Home » Opioid Awareness » How a New Health Merger Is Working to Fight the Opioid Crisis
Sponsored

With New Jersey losing 3,000 people to overdoses annually, Carrier Clinic, the state’s leading behavioral health provider, merged with Hackensack Meridian Health to drastically expand access to treatment for addiction and mental illness to save lives.

The opioid crisis afflicts some states more than others; New Jersey suffered 16 opioid-related overdose deaths per 100,000 persons, more than the national rate of 13.3 deaths per 100,000. Those kinds of grim statistics call for a fresh approach to treating substance abuse, and that’s why the two organizations have come together to open new addiction treatment centers and New Jersey’s first behavioral health urgent care center.

“One focus in this merger is our ability to have scale,” says Donald Parker, president of Carrier Clinic. “When you’re in a drug and alcohol program, most of the time you’re a single player. Here we’ve got 17 hospitals, we have 500 outpatient locations in the system. I expect that the relationship with Hackensack Meridian will allow us to lead the field.”

Options for New Jersey

“All too often, New Jersey citizens have to go out of state to obtain inpatient or residential substance treatment,” notes Ramon Solhkhah, M.D., founding chairman of the department of psychiatry and behavioral health at Hackensack Meridian School of Medicine. “We want to ensure that our patients can stay in-state. With the merger, we are looking to open a new addiction treatment center in Mahwah, NJ.”

“We’ve purchased, in partnership with a donor, the Carmelite mission,” says Parker about the Mahwah facility. “The ‛manor house’ will be a ‛treatment mall’ and have a variety of different strategies for addressing addiction.”

The holistic approach

That variety of strategies is key, according to Dr. Solhkhah. “Addiction treatment in the past has tended to be a single therapy. Our approach is holistic in that we are looking to combine all treatment interventions that are evidence-based and clinically appropriate.”

One approach will be a TENS (transcutaneous electrical nerve stimulation) unit for the brain.  Long used in physical therapy to reduce pain, TENS units are being used in behavioral health to stimulate the hypothalamus gland in the brain to help prevent relapse for patients diagnosed with substance use disorder.  

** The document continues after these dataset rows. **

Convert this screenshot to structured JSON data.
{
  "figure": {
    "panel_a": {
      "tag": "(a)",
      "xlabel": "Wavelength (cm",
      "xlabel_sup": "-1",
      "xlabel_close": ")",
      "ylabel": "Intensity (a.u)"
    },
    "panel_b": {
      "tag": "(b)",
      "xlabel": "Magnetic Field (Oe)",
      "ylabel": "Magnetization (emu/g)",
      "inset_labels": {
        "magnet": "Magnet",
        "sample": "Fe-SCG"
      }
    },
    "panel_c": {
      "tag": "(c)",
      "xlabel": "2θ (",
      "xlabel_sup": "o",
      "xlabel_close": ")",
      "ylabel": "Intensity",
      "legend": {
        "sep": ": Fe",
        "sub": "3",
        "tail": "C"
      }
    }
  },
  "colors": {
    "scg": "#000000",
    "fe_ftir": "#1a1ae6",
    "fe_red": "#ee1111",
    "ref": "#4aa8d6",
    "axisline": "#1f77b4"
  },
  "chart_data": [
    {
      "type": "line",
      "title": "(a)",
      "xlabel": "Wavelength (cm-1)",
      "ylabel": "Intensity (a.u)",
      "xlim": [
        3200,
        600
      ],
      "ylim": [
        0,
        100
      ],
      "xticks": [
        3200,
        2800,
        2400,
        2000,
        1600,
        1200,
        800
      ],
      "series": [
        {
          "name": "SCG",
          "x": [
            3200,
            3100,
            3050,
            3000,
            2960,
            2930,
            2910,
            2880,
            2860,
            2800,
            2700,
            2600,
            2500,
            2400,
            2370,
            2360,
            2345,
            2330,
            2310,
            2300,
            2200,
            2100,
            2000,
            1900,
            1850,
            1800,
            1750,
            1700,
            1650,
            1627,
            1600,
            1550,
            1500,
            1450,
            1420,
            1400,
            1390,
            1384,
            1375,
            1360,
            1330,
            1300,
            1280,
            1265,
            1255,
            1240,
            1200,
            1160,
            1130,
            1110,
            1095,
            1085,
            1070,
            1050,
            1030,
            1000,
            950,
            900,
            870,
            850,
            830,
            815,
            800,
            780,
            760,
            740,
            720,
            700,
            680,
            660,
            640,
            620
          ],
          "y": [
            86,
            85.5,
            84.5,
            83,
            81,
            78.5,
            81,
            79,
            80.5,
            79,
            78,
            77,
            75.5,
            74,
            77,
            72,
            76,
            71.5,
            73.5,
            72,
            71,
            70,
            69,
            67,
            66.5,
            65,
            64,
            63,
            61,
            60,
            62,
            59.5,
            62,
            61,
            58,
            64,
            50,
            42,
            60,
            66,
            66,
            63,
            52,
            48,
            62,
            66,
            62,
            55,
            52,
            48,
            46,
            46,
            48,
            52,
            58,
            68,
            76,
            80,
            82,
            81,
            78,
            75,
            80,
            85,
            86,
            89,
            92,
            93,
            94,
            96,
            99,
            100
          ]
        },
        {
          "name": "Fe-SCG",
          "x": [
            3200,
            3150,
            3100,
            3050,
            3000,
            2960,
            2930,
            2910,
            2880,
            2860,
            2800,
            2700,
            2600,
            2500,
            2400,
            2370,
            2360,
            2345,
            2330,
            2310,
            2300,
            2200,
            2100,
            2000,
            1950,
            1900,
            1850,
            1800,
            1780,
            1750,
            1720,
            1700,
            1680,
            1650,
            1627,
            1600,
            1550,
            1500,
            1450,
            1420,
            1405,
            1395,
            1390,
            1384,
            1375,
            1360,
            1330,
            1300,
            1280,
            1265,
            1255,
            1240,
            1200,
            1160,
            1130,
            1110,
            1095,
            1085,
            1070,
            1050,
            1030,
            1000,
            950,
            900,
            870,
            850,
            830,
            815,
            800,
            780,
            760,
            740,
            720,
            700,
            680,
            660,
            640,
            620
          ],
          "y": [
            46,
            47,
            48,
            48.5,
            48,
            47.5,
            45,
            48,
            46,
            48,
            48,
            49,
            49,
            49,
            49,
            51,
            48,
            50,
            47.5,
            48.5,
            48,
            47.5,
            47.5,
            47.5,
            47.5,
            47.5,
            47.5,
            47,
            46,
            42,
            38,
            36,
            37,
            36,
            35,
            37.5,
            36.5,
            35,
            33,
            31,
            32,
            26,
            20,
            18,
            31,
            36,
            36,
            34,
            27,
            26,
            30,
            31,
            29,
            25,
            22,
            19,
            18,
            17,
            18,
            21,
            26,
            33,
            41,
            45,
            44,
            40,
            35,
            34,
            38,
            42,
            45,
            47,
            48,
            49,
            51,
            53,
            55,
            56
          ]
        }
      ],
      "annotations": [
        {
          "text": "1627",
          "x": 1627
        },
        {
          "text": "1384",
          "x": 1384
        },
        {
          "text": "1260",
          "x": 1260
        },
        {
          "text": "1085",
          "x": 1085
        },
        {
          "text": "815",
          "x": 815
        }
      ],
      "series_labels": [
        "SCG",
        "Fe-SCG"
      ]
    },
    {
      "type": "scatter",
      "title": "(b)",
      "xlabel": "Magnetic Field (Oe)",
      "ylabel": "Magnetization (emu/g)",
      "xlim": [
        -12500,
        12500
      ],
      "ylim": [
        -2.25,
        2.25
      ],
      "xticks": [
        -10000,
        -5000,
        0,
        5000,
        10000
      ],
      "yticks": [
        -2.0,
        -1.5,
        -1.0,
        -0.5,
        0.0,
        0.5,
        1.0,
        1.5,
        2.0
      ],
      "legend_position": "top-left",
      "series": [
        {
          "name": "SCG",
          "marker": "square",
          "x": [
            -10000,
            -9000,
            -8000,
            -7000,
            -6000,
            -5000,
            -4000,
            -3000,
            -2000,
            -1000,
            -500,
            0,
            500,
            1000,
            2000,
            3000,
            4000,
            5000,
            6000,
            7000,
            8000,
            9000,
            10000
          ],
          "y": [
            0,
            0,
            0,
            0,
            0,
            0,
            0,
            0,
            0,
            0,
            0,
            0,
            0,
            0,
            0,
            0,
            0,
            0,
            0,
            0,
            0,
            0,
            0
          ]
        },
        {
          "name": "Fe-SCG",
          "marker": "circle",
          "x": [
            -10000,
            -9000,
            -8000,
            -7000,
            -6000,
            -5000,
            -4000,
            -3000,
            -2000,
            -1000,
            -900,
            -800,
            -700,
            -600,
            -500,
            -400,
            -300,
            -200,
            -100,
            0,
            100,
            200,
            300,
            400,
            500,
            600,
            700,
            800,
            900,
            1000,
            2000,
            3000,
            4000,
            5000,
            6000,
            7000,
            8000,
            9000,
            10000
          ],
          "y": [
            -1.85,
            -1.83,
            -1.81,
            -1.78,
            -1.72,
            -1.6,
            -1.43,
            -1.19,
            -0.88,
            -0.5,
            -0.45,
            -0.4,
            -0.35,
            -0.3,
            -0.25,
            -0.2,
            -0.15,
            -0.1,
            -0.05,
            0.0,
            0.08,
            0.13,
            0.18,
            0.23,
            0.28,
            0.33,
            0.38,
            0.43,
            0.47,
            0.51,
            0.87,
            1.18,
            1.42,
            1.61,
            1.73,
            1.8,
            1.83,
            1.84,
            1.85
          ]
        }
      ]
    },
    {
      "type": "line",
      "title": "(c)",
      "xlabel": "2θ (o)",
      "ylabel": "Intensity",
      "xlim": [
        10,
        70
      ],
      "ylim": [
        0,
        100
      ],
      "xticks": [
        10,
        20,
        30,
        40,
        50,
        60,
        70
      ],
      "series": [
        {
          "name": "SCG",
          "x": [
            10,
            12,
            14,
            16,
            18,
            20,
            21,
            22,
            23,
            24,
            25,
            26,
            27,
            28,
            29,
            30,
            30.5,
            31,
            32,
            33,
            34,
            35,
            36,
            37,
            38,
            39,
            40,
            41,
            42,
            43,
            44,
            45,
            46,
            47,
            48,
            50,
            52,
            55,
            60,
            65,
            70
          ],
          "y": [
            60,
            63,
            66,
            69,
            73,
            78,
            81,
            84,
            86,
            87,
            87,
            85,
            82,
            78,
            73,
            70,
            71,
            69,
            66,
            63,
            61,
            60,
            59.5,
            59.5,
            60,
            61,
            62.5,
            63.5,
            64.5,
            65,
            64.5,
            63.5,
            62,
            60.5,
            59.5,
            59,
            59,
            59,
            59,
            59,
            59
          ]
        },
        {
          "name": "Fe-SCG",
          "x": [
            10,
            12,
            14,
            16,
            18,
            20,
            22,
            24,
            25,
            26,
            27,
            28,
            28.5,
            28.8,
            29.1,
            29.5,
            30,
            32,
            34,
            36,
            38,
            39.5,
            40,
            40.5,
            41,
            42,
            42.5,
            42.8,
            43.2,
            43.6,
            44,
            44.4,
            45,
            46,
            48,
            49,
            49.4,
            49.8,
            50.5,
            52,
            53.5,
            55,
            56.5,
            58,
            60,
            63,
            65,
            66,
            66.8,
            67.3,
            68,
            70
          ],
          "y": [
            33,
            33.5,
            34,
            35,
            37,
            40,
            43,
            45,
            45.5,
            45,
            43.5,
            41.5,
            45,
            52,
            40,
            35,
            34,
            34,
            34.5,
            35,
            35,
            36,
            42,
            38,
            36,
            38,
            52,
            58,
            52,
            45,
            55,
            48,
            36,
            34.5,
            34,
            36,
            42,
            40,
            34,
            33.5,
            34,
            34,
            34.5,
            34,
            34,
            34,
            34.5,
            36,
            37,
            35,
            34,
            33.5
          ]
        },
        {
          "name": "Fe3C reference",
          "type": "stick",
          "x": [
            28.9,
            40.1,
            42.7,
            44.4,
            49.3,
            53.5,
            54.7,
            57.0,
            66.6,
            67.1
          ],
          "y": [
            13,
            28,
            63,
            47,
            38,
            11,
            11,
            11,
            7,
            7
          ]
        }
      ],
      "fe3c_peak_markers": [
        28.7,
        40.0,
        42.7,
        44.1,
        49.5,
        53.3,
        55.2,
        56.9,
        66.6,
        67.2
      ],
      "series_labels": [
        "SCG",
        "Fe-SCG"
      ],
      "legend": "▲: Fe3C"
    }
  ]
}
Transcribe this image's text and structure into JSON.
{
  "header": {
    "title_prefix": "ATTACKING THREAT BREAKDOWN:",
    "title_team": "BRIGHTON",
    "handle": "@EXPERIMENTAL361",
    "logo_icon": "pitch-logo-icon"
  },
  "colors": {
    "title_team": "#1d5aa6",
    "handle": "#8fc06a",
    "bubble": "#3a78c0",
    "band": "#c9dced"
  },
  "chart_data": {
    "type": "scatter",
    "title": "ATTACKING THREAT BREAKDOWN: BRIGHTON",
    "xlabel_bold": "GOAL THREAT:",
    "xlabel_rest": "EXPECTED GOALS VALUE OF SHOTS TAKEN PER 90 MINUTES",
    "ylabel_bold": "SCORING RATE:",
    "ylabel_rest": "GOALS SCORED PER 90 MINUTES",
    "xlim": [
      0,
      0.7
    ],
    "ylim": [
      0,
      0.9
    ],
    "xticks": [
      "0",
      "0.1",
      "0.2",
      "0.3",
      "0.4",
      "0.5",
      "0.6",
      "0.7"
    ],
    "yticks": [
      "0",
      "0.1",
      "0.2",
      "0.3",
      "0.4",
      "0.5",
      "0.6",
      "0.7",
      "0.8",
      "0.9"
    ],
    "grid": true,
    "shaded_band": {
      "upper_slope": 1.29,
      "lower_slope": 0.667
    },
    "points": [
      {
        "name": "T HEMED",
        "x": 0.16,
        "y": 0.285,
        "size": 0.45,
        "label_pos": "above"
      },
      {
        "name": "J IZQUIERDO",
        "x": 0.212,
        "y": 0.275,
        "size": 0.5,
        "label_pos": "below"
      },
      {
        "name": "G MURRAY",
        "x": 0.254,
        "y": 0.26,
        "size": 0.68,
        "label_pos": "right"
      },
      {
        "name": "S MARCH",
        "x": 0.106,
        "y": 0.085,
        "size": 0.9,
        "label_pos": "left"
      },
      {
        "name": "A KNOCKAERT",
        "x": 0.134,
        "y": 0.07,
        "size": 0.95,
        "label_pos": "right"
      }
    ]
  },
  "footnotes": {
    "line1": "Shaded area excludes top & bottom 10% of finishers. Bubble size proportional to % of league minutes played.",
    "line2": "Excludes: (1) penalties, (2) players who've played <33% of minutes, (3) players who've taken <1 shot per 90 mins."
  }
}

“We send you out with the ability to think, to concentrate, and to experience endorphins, and so you’re much more capable of having a full recovery.”

Urgent care

Another positive result of the merger will be the introduction of behavioral health in the urgent care setting. “Urgent care is a way to try and provide psychiatric care in the community rather than providing treatment in the emergency room,” explains Dr. Solhkhah, “where patients often end up out of desperation because of a shortage of access to psychiatric care.”

Parker offers the bottom line. “Urgent care is less expensive, more accessible, more customer-friendly and we think, ultimately, a more effective way of handling behavioral health care,” he says. “Getting access to services in the field is very tough. There’s a huge shortage of psychiatrists. We have started a residency program training psychiatrists; we hope to have 30 in the program by 2021.”

Both men expect the impact of this new partnership to be substantial. “Opioid addiction today is a story of relapses and heartbreak,” says Parker. “People get the highest of hopes when their loved ones come through a treatment program. Then the treatment erodes and they succumb to the drug again.’’ That’s why Hackensack Meridian takes a comprehensive long-term approach and treats mental illness and addiction as the chronic disease it is — just like diabetes or cardiac disease.

Dr. Solhkhah sees the merger as a game-changer. “We will look to use new technologies, including tele-psychiatry, wearable devices and cutting-edge medical research to ensure that our patients are getting the best care possible.”